Computational study of aero- and acoustic performance of a small axial-flow fan

Abstract

This study aims to predict the overall aerodynamic performance, unsteady forces and the tonal noise radiation from a small axial flow fan. The computation is divided into two stages: (a) the computation of the unsteady flow field at design and off-design working conditions, and (b) detailed analysis of the acoustic field. A dual-time scheme for dealing with rotor-stator or wakestruts interactions in turbomachinery environments by introducing a pseudo-time to represent the time variation of source terms and the finite volume control method are applied for the unsteady solutions involving the whole flow passages of the axial flow fan, and the pressure rise against volume flow rate is obtained and shown to be in good agreement with experimental data. The interaction of the rotor wake and the downstream struts has been simulated by investigating the effects of source distribution over the whole blades. And the tonal noise is then predicted based on Lowson’s theory. The unsteady force is divided into thrust in the rotational axis direction and drag in the rotational direction for the rotor and struts.
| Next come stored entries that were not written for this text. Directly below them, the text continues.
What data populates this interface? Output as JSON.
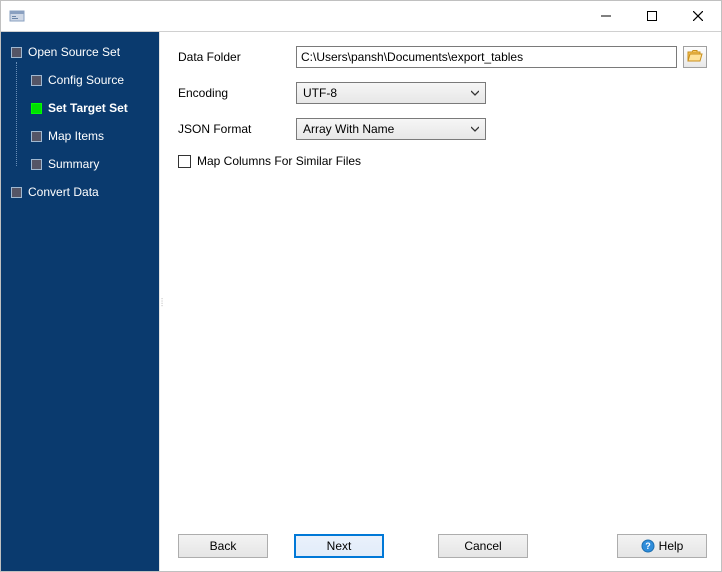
{
  "window": {
    "title": ""
  },
  "sidebar": {
    "items": [
      {
        "label": "Open Source Set",
        "children": [
          {
            "label": "Config Source"
          },
          {
            "label": "Set Target Set",
            "active": true
          },
          {
            "label": "Map Items"
          },
          {
            "label": "Summary"
          }
        ]
      },
      {
        "label": "Convert Data"
      }
    ]
  },
  "form": {
    "data_folder_label": "Data Folder",
    "data_folder_value": "C:\\Users\\pansh\\Documents\\export_tables",
    "encoding_label": "Encoding",
    "encoding_value": "UTF-8",
    "json_format_label": "JSON Format",
    "json_format_value": "Array With Name",
    "map_columns_label": "Map Columns For Similar Files",
    "map_columns_checked": false
  },
  "buttons": {
    "back": "Back",
    "next": "Next",
    "cancel": "Cancel",
    "help": "Help"
  },
  "icons": {
    "browse": "folder-open-icon",
    "help": "help-icon"
  }
}
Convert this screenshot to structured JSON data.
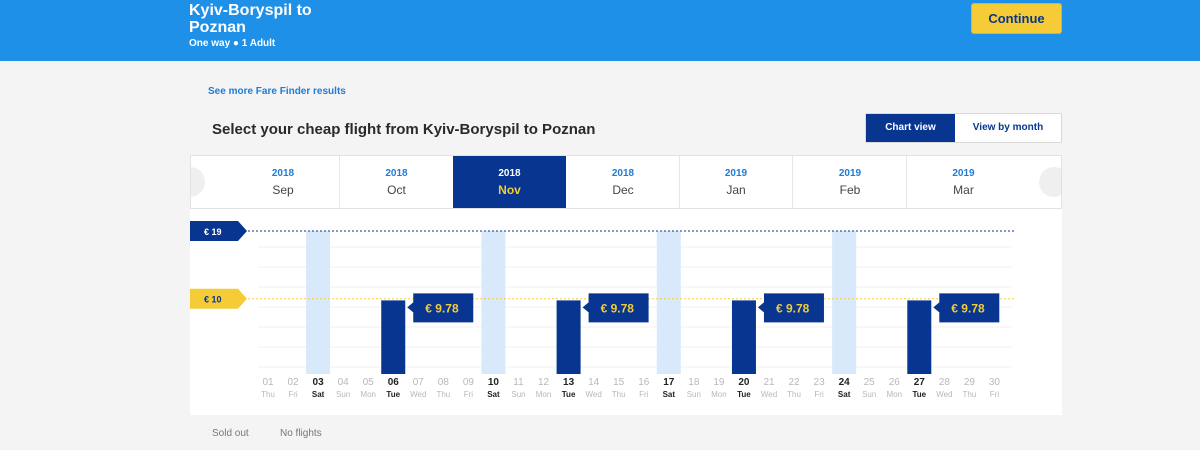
{
  "header": {
    "route_title": "Kyiv-Boryspil to Poznan",
    "trip_type": "One way",
    "passengers": "1 Adult",
    "continue_label": "Continue"
  },
  "fare_finder_link": "See more Fare Finder results",
  "select_title": "Select your cheap flight from Kyiv-Boryspil to Poznan",
  "view_toggle": {
    "chart_label": "Chart view",
    "month_label": "View by month",
    "active": "chart"
  },
  "months": [
    {
      "year": "2018",
      "month": "Sep",
      "active": false
    },
    {
      "year": "2018",
      "month": "Oct",
      "active": false
    },
    {
      "year": "2018",
      "month": "Nov",
      "active": true
    },
    {
      "year": "2018",
      "month": "Dec",
      "active": false
    },
    {
      "year": "2019",
      "month": "Jan",
      "active": false
    },
    {
      "year": "2019",
      "month": "Feb",
      "active": false
    },
    {
      "year": "2019",
      "month": "Mar",
      "active": false
    }
  ],
  "legend": {
    "sold_out": "Sold out",
    "no_flights": "No flights"
  },
  "colors": {
    "brand_blue": "#073590",
    "header_blue": "#1e90e8",
    "accent_yellow": "#f5cc37",
    "sold_out_fill": "#d7e9fb",
    "link_blue": "#1e7bd6"
  },
  "chart_data": {
    "type": "bar",
    "currency": "€",
    "ylim": [
      0,
      19
    ],
    "reference_lines": [
      {
        "label": "€ 19",
        "value": 19,
        "style": "max"
      },
      {
        "label": "€ 10",
        "value": 10,
        "style": "avg"
      }
    ],
    "days": [
      {
        "d": "01",
        "w": "Thu",
        "status": "none"
      },
      {
        "d": "02",
        "w": "Fri",
        "status": "none"
      },
      {
        "d": "03",
        "w": "Sat",
        "status": "soldout"
      },
      {
        "d": "04",
        "w": "Sun",
        "status": "none"
      },
      {
        "d": "05",
        "w": "Mon",
        "status": "none"
      },
      {
        "d": "06",
        "w": "Tue",
        "status": "fare",
        "price": 9.78,
        "label": "€ 9.78"
      },
      {
        "d": "07",
        "w": "Wed",
        "status": "none"
      },
      {
        "d": "08",
        "w": "Thu",
        "status": "none"
      },
      {
        "d": "09",
        "w": "Fri",
        "status": "none"
      },
      {
        "d": "10",
        "w": "Sat",
        "status": "soldout"
      },
      {
        "d": "11",
        "w": "Sun",
        "status": "none"
      },
      {
        "d": "12",
        "w": "Mon",
        "status": "none"
      },
      {
        "d": "13",
        "w": "Tue",
        "status": "fare",
        "price": 9.78,
        "label": "€ 9.78"
      },
      {
        "d": "14",
        "w": "Wed",
        "status": "none"
      },
      {
        "d": "15",
        "w": "Thu",
        "status": "none"
      },
      {
        "d": "16",
        "w": "Fri",
        "status": "none"
      },
      {
        "d": "17",
        "w": "Sat",
        "status": "soldout"
      },
      {
        "d": "18",
        "w": "Sun",
        "status": "none"
      },
      {
        "d": "19",
        "w": "Mon",
        "status": "none"
      },
      {
        "d": "20",
        "w": "Tue",
        "status": "fare",
        "price": 9.78,
        "label": "€ 9.78"
      },
      {
        "d": "21",
        "w": "Wed",
        "status": "none"
      },
      {
        "d": "22",
        "w": "Thu",
        "status": "none"
      },
      {
        "d": "23",
        "w": "Fri",
        "status": "none"
      },
      {
        "d": "24",
        "w": "Sat",
        "status": "soldout"
      },
      {
        "d": "25",
        "w": "Sun",
        "status": "none"
      },
      {
        "d": "26",
        "w": "Mon",
        "status": "none"
      },
      {
        "d": "27",
        "w": "Tue",
        "status": "fare",
        "price": 9.78,
        "label": "€ 9.78"
      },
      {
        "d": "28",
        "w": "Wed",
        "status": "none"
      },
      {
        "d": "29",
        "w": "Thu",
        "status": "none"
      },
      {
        "d": "30",
        "w": "Fri",
        "status": "none"
      }
    ]
  }
}
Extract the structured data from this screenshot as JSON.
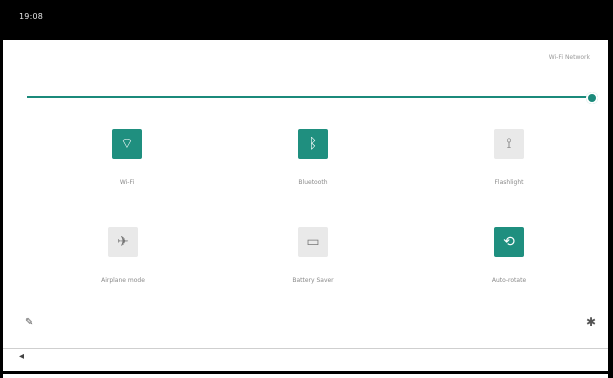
{
  "status_bar": {
    "time": "19:08"
  },
  "quick_settings": {
    "network_label": "Wi-Fi Network",
    "brightness": 1.0,
    "tiles": [
      {
        "label": "Wi-Fi",
        "state": "on",
        "icon": "wifi-icon",
        "glyph": "⌔"
      },
      {
        "label": "Bluetooth",
        "state": "on",
        "icon": "bluetooth-icon",
        "glyph": "ᛒ"
      },
      {
        "label": "Flashlight",
        "state": "off",
        "icon": "flashlight-icon",
        "glyph": "⟟"
      },
      {
        "label": "Airplane mode",
        "state": "off",
        "icon": "airplane-icon",
        "glyph": "✈"
      },
      {
        "label": "Battery Saver",
        "state": "off",
        "icon": "battery-saver-icon",
        "glyph": "▭"
      },
      {
        "label": "Auto-rotate",
        "state": "on",
        "icon": "auto-rotate-icon",
        "glyph": "⟲"
      }
    ]
  },
  "colors": {
    "accent": "#1f8f7f",
    "status_bar": "#000000",
    "tile_off": "#e9e9e9"
  },
  "bottom_bar": {
    "icon": "nav-icon",
    "glyph": "◂"
  }
}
It is demonstrated that the unsteady forces acting on the rotor and struts are produced by the interaction between them, and has a close relationship with the rotor wake structure and the strut alignment. In the rotor near wake, both the viscous and potential flow is dominant not only to aerodynamic forces but also to interaction noise. The present study shows that the higher lean angle of struts can gain about 4 dB reduction of overall sound power level compared to the smallest one.